A standard compute node (C6320) consists of:
Two Intel Haswell E5-2680v3 12-core 2.5 GHz cpus, 128 GB RAM Single port Infiniband card and Infiniband cables One port (out of 18) on an Infiniband switch (SX6025F) Access to the Infiniband director switch (SX6518) and IB cards Two ports on 1 gbps management nodes (7048R) and cables Slots on PDU and power whips Slot on rack Warranty for 5 years
You can SSH into any compute node, however, your SSH session and any child processes will be killed in ~5-10 minutes. This happens even if you are running a job on the node via SLURM and you SSH into it in addition.
Screen/nohup/disown does not get around this.
- [
langmead-bigmem
](MARCC bigmem)
Your login should be your university ID @ university .edu (where university id is your JHED ID or directory ID) For example [email protected] or [email protected]
Your password should be set from your account request.
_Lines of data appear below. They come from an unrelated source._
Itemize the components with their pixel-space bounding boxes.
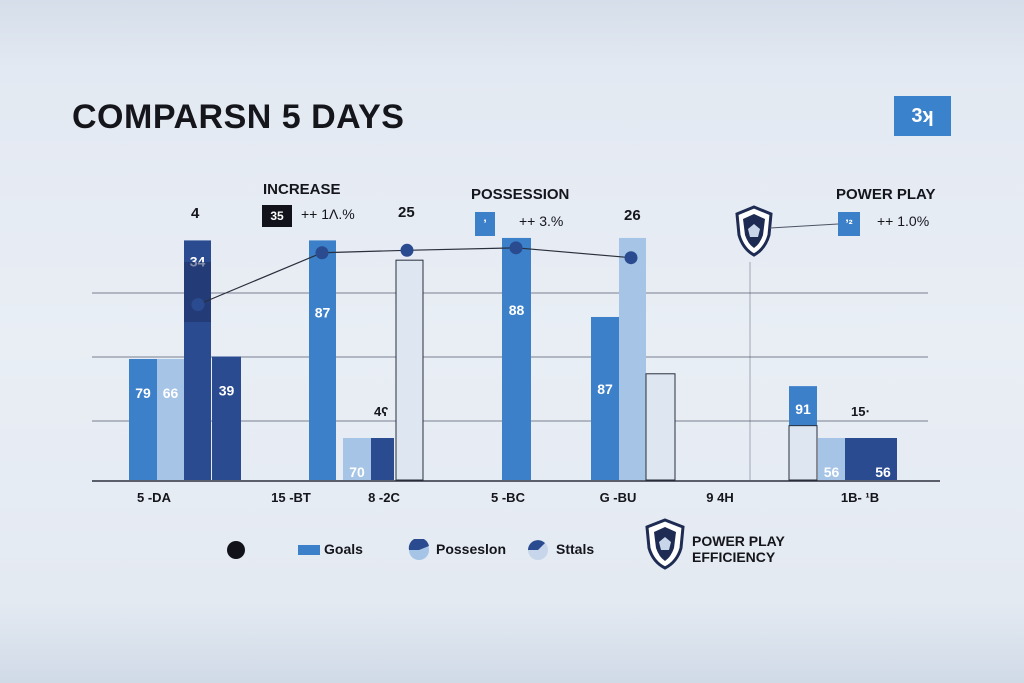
annotation-increase-chip: 35 — [262, 205, 292, 227]
x-tick-label: 9 4H — [706, 490, 734, 505]
bar-value-label: 91 — [795, 401, 811, 417]
annotation-powerplay-title: POWER PLAY — [836, 186, 936, 203]
top-label: 25 — [398, 204, 415, 221]
corner-badge: 3ʞ — [894, 96, 951, 136]
bar — [502, 237, 531, 480]
legend-label-goals: Goals — [324, 541, 363, 557]
top-label: 26 — [624, 207, 641, 224]
bar — [619, 237, 646, 480]
annotation-possession-chip: ’ — [475, 212, 495, 236]
top-label: 4ʕ — [374, 404, 389, 419]
x-tick-label: 15 -BT — [271, 490, 311, 505]
annotation-increase-text: ++ 1Λ.% — [301, 206, 355, 222]
bar-value-label: 56 — [875, 464, 891, 480]
trend-point — [624, 251, 638, 265]
bar — [371, 438, 394, 480]
bar-value-label: 66 — [163, 385, 179, 401]
x-tick-label: 8 -2C — [368, 490, 400, 505]
goals-swatch-icon — [298, 545, 320, 555]
possession-swatch-icon — [408, 539, 429, 560]
x-tick-label: G -BU — [599, 490, 637, 505]
legend-label-possession: Posseslon — [436, 541, 507, 557]
annotation-possession-title: POSSESSION — [471, 186, 570, 203]
x-tick-label: 5 -DA — [137, 490, 171, 505]
trend-point — [191, 298, 205, 312]
annotation-connector — [770, 223, 839, 229]
bar — [788, 425, 818, 481]
shield-icon — [735, 205, 773, 257]
legend-label-power-play: POWER PLAY EFFICIENCY — [692, 533, 785, 565]
bar — [818, 438, 845, 480]
annotation-increase-title: INCREASE — [263, 181, 341, 198]
bar-value-label: 56 — [824, 464, 840, 480]
bar — [845, 438, 869, 480]
bar — [591, 316, 619, 480]
trend-point — [315, 246, 329, 260]
bar — [309, 240, 336, 480]
trend-point — [509, 241, 523, 255]
dot-icon — [227, 541, 245, 559]
annotation-possession-text: ++ 3.% — [519, 213, 564, 229]
x-tick-label: 5 -BC — [491, 490, 525, 505]
x-tick-label: 1B- ¹B — [840, 490, 880, 505]
annotation-powerplay-text: ++ 1.0% — [877, 213, 930, 229]
annotation-powerplay-chip: ’² — [838, 212, 860, 236]
bar — [645, 373, 676, 481]
bar-value-label: 70 — [349, 464, 365, 480]
top-label: 15‧ — [851, 404, 870, 419]
trend-point — [400, 243, 414, 257]
bar — [395, 259, 424, 481]
bar-value-label: 87 — [597, 381, 613, 397]
shots-swatch-icon — [528, 540, 548, 560]
bar-value-label: 79 — [135, 385, 151, 401]
bar — [157, 358, 184, 480]
bar — [343, 438, 371, 480]
bar-value-label: 87 — [315, 304, 331, 320]
shield-icon — [645, 518, 685, 570]
chart-title: COMPARSN 5 DAYS — [72, 98, 405, 136]
top-label: 4 — [191, 205, 200, 222]
bar — [129, 358, 157, 480]
bar — [869, 438, 897, 480]
bar-highlight — [184, 262, 211, 322]
legend-label-shots: Sttals — [556, 541, 595, 557]
bar-value-label: 39 — [219, 383, 235, 399]
bar-value-label: 88 — [509, 302, 525, 318]
bar — [212, 356, 241, 480]
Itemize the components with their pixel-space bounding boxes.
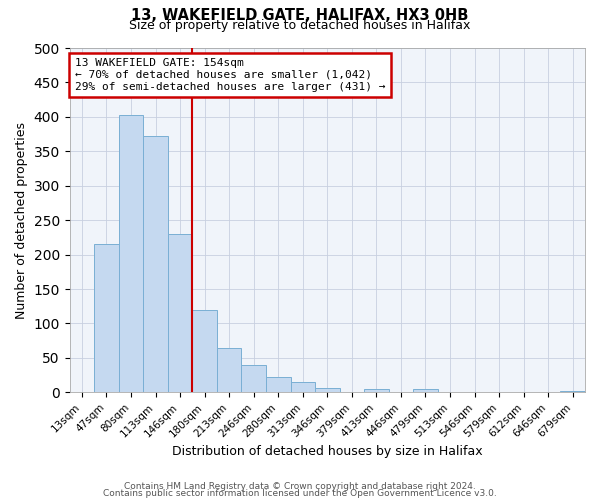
Text: Contains public sector information licensed under the Open Government Licence v3: Contains public sector information licen… [103, 489, 497, 498]
Text: Contains HM Land Registry data © Crown copyright and database right 2024.: Contains HM Land Registry data © Crown c… [124, 482, 476, 491]
Text: 13, WAKEFIELD GATE, HALIFAX, HX3 0HB: 13, WAKEFIELD GATE, HALIFAX, HX3 0HB [131, 8, 469, 22]
Bar [315, 388, 340, 392]
Bar [241, 365, 266, 392]
Bar [217, 348, 241, 393]
Bar [413, 389, 438, 392]
Y-axis label: Number of detached properties: Number of detached properties [15, 122, 28, 318]
Text: Size of property relative to detached houses in Halifax: Size of property relative to detached ho… [130, 18, 470, 32]
Bar [94, 244, 119, 392]
Bar [193, 310, 217, 392]
Bar [290, 382, 315, 392]
Bar [119, 115, 143, 392]
Bar [364, 389, 389, 392]
Text: 13 WAKEFIELD GATE: 154sqm
← 70% of detached houses are smaller (1,042)
29% of se: 13 WAKEFIELD GATE: 154sqm ← 70% of detac… [75, 58, 385, 92]
Bar [266, 377, 290, 392]
Bar [560, 391, 585, 392]
Bar [168, 234, 193, 392]
Bar [143, 136, 168, 392]
X-axis label: Distribution of detached houses by size in Halifax: Distribution of detached houses by size … [172, 444, 482, 458]
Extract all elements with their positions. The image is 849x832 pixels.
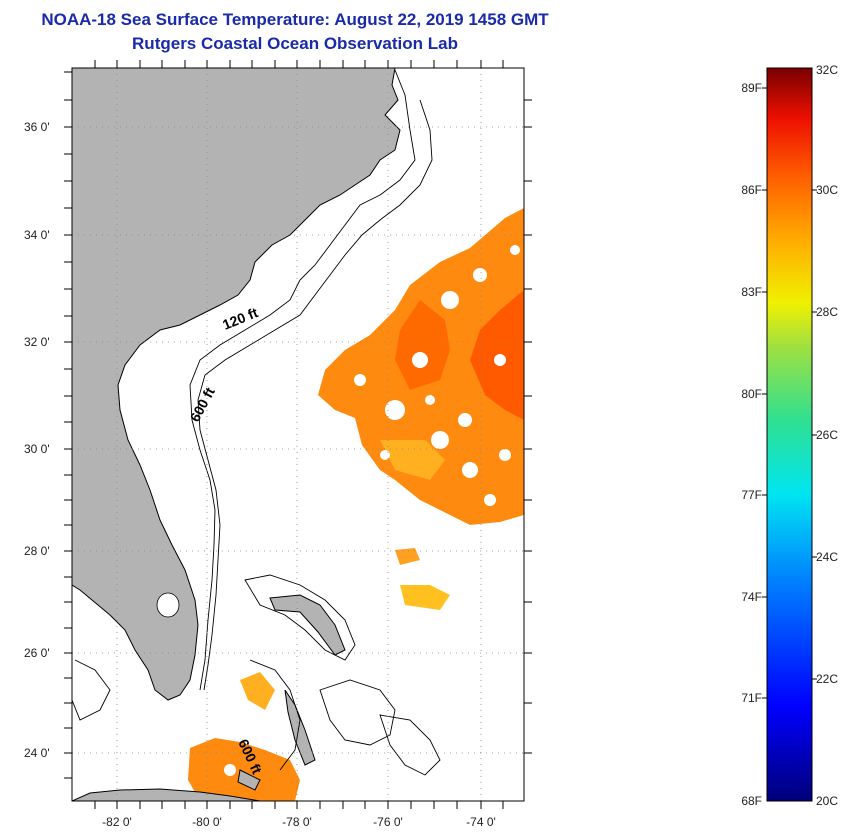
sst-patch-hot-2: [395, 300, 450, 390]
colorbar-f-label: 83F: [741, 285, 762, 299]
sst-patch-small-2: [395, 548, 420, 565]
sst-patches: [188, 208, 524, 801]
colorbar-f-label: 86F: [741, 183, 762, 197]
colorbar-f-label: 74F: [741, 590, 762, 604]
sst-patch-south-2: [240, 672, 275, 710]
lat-label: 28 0': [24, 544, 50, 558]
lon-label: -82 0': [102, 815, 132, 829]
lake-okeechobee: [156, 592, 180, 618]
latitude-labels: 36 0' 34 0' 32 0' 30 0' 28 0' 26 0' 24 0…: [24, 120, 50, 760]
lat-label: 24 0': [24, 746, 50, 760]
sst-patch-yellow: [380, 440, 445, 480]
lat-label: 34 0': [24, 228, 50, 242]
lat-label: 32 0': [24, 335, 50, 349]
colorbar-f-label: 71F: [741, 691, 762, 705]
colorbar-f-label: 80F: [741, 387, 762, 401]
land-mainland: [72, 68, 401, 701]
bathymetry-contours: [72, 69, 441, 776]
colorbar-c-label: 28C: [816, 305, 838, 319]
colorbar-c-label: 22C: [816, 672, 838, 686]
colorbar-c-label: 30C: [816, 183, 838, 197]
sst-patch-small: [400, 585, 450, 610]
lon-label: -80 0': [192, 815, 222, 829]
colorbar-f-labels: 89F 86F 83F 80F 77F 74F 71F 68F: [741, 81, 762, 808]
lat-label: 26 0': [24, 646, 50, 660]
graticule: [72, 68, 524, 801]
lon-label: -78 0': [282, 815, 312, 829]
lat-label: 30 0': [24, 442, 50, 456]
colorbar: [766, 67, 813, 802]
land-south: [72, 788, 261, 801]
lat-label: 36 0': [24, 120, 50, 134]
map-title: NOAA-18 Sea Surface Temperature: August …: [41, 10, 549, 29]
colorbar-f-label: 89F: [741, 81, 762, 95]
lon-label: -74 0': [466, 815, 496, 829]
map-border: [71, 67, 525, 802]
axis-ticks: [64, 60, 532, 809]
colorbar-c-label: 26C: [816, 428, 838, 442]
colorbar-c-label: 32C: [816, 63, 838, 77]
colorbar-c-label: 24C: [816, 550, 838, 564]
sst-patch-south: [188, 738, 300, 801]
map-subtitle: Rutgers Coastal Ocean Observation Lab: [132, 34, 458, 53]
colorbar-c-labels: 32C 30C 28C 26C 24C 22C 20C: [816, 63, 838, 808]
longitude-labels: -82 0' -80 0' -78 0' -76 0' -74 0': [102, 815, 496, 829]
colorbar-f-label: 68F: [741, 794, 762, 808]
colorbar-c-label: 20C: [816, 794, 838, 808]
lon-label: -76 0': [373, 815, 403, 829]
colorbar-f-label: 77F: [741, 488, 762, 502]
colorbar-ticks: [762, 87, 817, 699]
If this is not correct passwords can be reset at https://password.marcc.jhu.edu/
If you need any assistance please contact [email protected]
SLURM <> SGE Command Mapping:
http://slurm.schedmd.com/rosetta.pdf
Basic interactive mode:
salloc -J interact -N min#nodes-max#nodes --ntasks-per-node=1 --cpus-per-task=#cpus --time=DD-HH:MM:SS --mem=#g -p queuename srun --pty bash
ex.:
salloc -J interact -N 1-1 --ntasks-per-node=1 --cpus-per-task=1 --time=1:00:00 --mem=4g -p debug srun --pty bash
to check your running/queued jobs:
squeue -l -u <userlogin>
ex:
squeue -l -u [email protected]
To get statistics on completed/running jobs for a user:
sacct -u <username> --format=JobID,JobName,MaxRSS,Elapsed
ex :
sacct -u [email protected] --format=JobID,JobName,MaxRSS,Elapsed
Refer to the manual at https://computing.llnl.gov/linux/slurm/man_index.html for more details on Slurm commands.
James Taylor says basic rsync
is really slow.
Data transfer nodes should be used:
dtn4.marcc.jhu.edu
dtn5.marcc.jhu.edu
Any files/filesets > a few 100 MBs should be
copied to /scratch/groups/blangme2
rather than
the home directory as the disk quota for home directories
is quite low.
While individual rsync gets ~10 MegaBytes/s top speed,
you can always manually split the file list up and
start many parallel rsync jobs.
This worked for me to transfer part of the
geuvadis set from HHPC to MARCC.
As well as from HHPC to JHPCE.
Globus is available, but probably requires it to be setup both at the source and destination.